DUBAI, United Arab Emirates -- The Pentagon is contemplating retaliatory action after missiles were fired at the USS Mason from rebel-held territory inside Yemen on Sunday.

Defense Department spokesperson Capt. Jeff Davis told CBS News an investigation into who exactly fired the missiles is underway.

 “We’re going to find out who did it and take action accordingly,” Davis said. “Anybody who puts U.S. Navy ships at risk does so at their own peril.”

If the U.S. does act, it will be drawn deeper into an increasingly ugly and complex fight in Yemen. The missile was almost certainly fired from Shiite rebel territory, and they are the ethnic group currently in control of the capital with significant assistance from Iran.

The rebels in Yemen have reportedly previously threatened and attacked ships off the coast that were supporting their enemies. 

The missile launches Sunday came as a ballistic missile fired from Yemen apparently targeted a Saudi air base near the Muslim holy city of Mecca, the deepest strike yet into the kingdom by Shiite rebels and their allies. The rebels fired another two missiles into the Saudi Jizan region along the border on Monday, wounding two foreigners who worked there, the local civil defense said in a statement.

Yemen’s Shiite rebels, known as Houthis, and their allies offered no reason for the launches, though they came after a Saudi-led airstrike targeting a funeral in Yemen’s capital killed over 140 people and wounded 525 on Saturday. 

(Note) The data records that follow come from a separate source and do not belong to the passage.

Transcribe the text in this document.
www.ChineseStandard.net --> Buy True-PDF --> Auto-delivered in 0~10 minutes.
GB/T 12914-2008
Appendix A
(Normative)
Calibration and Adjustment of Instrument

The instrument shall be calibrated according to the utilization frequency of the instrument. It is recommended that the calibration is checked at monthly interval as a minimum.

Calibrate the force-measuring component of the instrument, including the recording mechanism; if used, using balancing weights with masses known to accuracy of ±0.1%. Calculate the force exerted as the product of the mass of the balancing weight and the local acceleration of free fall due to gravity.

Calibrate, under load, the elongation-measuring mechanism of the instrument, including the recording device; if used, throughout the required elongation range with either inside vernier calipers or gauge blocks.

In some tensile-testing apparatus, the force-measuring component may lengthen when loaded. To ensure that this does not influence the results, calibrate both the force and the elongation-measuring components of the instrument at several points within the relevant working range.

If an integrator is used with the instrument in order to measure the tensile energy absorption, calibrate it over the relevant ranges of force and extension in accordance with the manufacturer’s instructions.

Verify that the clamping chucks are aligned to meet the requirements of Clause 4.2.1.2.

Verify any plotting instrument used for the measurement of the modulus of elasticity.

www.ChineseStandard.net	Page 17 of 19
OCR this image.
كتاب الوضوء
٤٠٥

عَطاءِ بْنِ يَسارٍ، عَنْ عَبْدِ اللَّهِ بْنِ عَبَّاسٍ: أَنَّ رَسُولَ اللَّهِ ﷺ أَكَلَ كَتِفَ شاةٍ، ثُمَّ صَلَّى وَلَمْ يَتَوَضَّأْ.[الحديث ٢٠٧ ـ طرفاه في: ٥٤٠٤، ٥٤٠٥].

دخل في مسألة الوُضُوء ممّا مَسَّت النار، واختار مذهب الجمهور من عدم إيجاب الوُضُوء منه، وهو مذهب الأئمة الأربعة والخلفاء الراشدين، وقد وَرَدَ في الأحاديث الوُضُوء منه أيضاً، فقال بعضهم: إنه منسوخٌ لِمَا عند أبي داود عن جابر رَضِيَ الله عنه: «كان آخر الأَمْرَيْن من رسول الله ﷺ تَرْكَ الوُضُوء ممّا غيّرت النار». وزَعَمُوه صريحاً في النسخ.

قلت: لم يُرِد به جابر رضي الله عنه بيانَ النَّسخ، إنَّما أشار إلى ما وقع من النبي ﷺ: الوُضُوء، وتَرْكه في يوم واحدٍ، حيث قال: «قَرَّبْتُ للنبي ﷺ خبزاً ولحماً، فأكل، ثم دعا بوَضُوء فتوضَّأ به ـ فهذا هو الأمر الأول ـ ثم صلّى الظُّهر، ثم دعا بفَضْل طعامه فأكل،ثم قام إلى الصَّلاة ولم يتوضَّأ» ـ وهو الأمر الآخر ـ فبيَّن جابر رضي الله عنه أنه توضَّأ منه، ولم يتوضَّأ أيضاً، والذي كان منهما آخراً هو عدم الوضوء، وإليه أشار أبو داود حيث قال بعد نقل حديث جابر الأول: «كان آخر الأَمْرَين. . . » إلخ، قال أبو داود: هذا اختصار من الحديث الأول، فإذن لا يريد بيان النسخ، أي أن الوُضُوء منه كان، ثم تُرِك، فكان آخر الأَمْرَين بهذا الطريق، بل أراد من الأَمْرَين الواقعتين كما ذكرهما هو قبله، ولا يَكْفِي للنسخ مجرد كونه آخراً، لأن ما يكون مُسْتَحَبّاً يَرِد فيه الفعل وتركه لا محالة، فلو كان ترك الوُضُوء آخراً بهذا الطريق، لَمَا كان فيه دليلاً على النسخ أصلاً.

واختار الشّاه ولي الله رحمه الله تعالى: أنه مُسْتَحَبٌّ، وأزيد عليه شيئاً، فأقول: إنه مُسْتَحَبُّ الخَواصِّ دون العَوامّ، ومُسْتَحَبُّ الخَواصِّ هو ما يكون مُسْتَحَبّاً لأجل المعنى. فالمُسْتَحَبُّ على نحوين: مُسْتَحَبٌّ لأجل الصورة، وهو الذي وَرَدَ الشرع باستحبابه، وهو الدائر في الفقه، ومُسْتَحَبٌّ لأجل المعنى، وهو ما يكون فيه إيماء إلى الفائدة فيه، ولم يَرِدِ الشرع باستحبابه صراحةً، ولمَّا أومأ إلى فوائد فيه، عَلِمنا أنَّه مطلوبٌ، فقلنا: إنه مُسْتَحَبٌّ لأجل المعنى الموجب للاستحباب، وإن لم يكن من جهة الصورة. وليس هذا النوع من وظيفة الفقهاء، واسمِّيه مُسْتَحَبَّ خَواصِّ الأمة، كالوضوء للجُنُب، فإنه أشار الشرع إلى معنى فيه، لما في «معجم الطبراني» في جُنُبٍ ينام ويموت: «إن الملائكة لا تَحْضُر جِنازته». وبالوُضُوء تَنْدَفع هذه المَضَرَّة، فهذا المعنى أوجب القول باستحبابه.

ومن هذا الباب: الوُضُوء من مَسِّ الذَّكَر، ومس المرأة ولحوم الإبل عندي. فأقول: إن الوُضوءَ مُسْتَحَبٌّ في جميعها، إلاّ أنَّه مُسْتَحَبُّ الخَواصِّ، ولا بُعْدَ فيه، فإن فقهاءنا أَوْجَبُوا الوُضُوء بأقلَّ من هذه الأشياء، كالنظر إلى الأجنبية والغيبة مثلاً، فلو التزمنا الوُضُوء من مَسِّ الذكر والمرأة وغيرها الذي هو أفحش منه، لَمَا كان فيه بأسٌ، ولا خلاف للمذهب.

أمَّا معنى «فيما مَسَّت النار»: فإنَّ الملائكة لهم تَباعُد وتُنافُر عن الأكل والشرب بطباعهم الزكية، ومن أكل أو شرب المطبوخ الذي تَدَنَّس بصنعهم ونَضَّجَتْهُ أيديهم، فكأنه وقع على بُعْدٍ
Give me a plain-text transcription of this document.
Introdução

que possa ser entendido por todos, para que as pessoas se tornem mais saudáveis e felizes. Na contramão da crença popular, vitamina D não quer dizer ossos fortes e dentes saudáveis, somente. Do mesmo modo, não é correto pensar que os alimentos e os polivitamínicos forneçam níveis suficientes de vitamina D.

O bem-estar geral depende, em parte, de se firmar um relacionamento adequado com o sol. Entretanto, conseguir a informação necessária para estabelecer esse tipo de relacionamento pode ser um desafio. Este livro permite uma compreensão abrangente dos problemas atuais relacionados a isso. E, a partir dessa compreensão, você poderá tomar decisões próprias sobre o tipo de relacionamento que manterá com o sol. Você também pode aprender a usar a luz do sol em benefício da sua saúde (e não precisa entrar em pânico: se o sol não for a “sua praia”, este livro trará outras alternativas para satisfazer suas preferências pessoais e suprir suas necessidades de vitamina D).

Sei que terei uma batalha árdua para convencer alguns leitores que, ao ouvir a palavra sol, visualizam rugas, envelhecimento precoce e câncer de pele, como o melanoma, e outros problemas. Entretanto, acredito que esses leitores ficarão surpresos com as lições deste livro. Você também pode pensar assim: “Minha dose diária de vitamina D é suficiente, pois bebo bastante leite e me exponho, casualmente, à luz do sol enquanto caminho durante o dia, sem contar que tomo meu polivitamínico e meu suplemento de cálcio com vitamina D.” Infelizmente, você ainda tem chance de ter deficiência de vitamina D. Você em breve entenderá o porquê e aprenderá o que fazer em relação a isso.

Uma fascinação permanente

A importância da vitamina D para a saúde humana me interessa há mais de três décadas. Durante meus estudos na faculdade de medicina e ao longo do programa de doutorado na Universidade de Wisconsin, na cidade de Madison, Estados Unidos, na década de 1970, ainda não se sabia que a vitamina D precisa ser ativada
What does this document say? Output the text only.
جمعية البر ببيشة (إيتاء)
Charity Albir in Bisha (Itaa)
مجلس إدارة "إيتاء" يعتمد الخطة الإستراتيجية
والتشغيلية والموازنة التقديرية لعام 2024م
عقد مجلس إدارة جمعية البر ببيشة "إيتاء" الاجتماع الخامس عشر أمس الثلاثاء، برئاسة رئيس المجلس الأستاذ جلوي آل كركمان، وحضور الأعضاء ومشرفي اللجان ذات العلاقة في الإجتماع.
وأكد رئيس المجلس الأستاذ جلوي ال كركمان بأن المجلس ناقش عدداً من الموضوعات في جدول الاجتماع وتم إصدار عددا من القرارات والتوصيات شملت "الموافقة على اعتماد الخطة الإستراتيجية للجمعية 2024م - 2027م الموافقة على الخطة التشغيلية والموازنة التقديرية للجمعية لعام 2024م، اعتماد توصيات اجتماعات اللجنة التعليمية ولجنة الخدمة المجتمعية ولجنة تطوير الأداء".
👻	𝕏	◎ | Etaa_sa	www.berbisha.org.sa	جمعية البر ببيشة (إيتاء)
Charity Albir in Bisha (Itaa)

That was just the latest of many disasters in the Yemen conflict, which has left over 20 million people - “an astounding 80 percent of the population,” according to the U.N. - in need of humanitarian aid.

Since the Saudi-led, U.S.-backed coalition started launching airstrikes against Shiite Houthi rebels in March 2015, at least 4,125 civilians have been killed and over 7,200 wounded in Yemen, including 369 civilian casualties this month alone, U.N. human rights chief Zeid Ra’ad al-Hussein’s office said in a statement.

The Saudi-led coalition backs the internationally recognized government of President Abed Rabbo Mansour Hadi. The coalition is fighting Shiite Houthi rebels and supporters of former President Ali Abdullah Saleh.